Why, too, do we still live in a place and at a time when the minister of the environment, say, is not required even to be so much as scientifically literate? Where the minister of education needn't have an education, nor have taught at any level? It's wacky. To me that's worse than not having ministers of the environment or education at all. I mean, you wouldn't have a minister of finance lacking in basic numeracy skills. What, exactly, is the difference?

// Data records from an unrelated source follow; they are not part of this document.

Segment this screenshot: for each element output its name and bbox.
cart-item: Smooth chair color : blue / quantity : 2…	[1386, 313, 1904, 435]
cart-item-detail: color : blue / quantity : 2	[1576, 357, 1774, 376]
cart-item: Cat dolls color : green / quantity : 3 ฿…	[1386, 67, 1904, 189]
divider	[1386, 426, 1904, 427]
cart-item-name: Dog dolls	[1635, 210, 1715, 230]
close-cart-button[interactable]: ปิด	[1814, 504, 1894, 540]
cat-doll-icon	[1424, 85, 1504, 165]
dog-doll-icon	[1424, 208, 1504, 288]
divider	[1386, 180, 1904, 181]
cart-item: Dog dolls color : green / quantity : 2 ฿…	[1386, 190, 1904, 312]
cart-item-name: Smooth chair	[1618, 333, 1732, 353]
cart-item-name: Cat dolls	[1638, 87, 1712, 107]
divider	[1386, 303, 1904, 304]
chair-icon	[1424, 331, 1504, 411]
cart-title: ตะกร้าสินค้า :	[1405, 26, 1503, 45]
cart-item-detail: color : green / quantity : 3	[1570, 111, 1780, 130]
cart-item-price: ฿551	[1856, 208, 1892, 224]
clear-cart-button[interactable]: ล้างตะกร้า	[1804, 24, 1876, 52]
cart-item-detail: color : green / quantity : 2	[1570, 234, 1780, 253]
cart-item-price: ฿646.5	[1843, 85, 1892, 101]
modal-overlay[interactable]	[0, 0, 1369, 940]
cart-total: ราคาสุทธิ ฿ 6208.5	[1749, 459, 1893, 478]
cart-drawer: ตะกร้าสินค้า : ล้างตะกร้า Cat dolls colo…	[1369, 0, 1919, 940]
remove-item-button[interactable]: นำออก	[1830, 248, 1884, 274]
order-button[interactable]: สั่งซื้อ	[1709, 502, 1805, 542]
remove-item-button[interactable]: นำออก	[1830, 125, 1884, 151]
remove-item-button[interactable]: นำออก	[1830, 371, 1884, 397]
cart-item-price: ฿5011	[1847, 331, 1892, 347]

I'd like it if we removed the needlessly wasteful and adversarial party system and provide the electorate dozens, hundreds, or even thousands of questions about their preferences on a wide range of issues. Instead of voting every four years (based almost entirely on who was least embarrassing during the final debate or otherwise being subconsciously compelled by your bias for gender, race, or sexual orientation, height, weight, hair style, or regional accent, etc...) why not give people all the time they need to complete a survey (that may be filled out in full or in part and updated at any time) to uncover where we as nation actually sit on relevant issues? What, are you one of these people who would argue that the current state of technology is sufficient for my taxes, banking, global financial markets and international trade and diplomacy, and all of humanity's daily communications – but is insufficient for my vote or some survey results? Uhh, okay.


And what of referendums? To me, our electoral system and government is something like professional sports. There are these bureaucrats who form various teams, each with their own coaches, management, and ownership. The public, who fund the whole project by paying for stadiums and buying tickets, merchandise, etc are allowed to watch games, vote on a game's MVP, and choose the make-up of the annual All-Star team. Some wish to call this “participation”. But that seems more silly than serious. The only thing more so would be if the pitcher and designated hitter (who've played for twenty years, were selected to the team for the skills they bring, and are paid $3 million to expertly fill this position) walked off the field in the eleventh inning of the World Series, calling random members of the public to take their place. This, to me, is what a referendum is.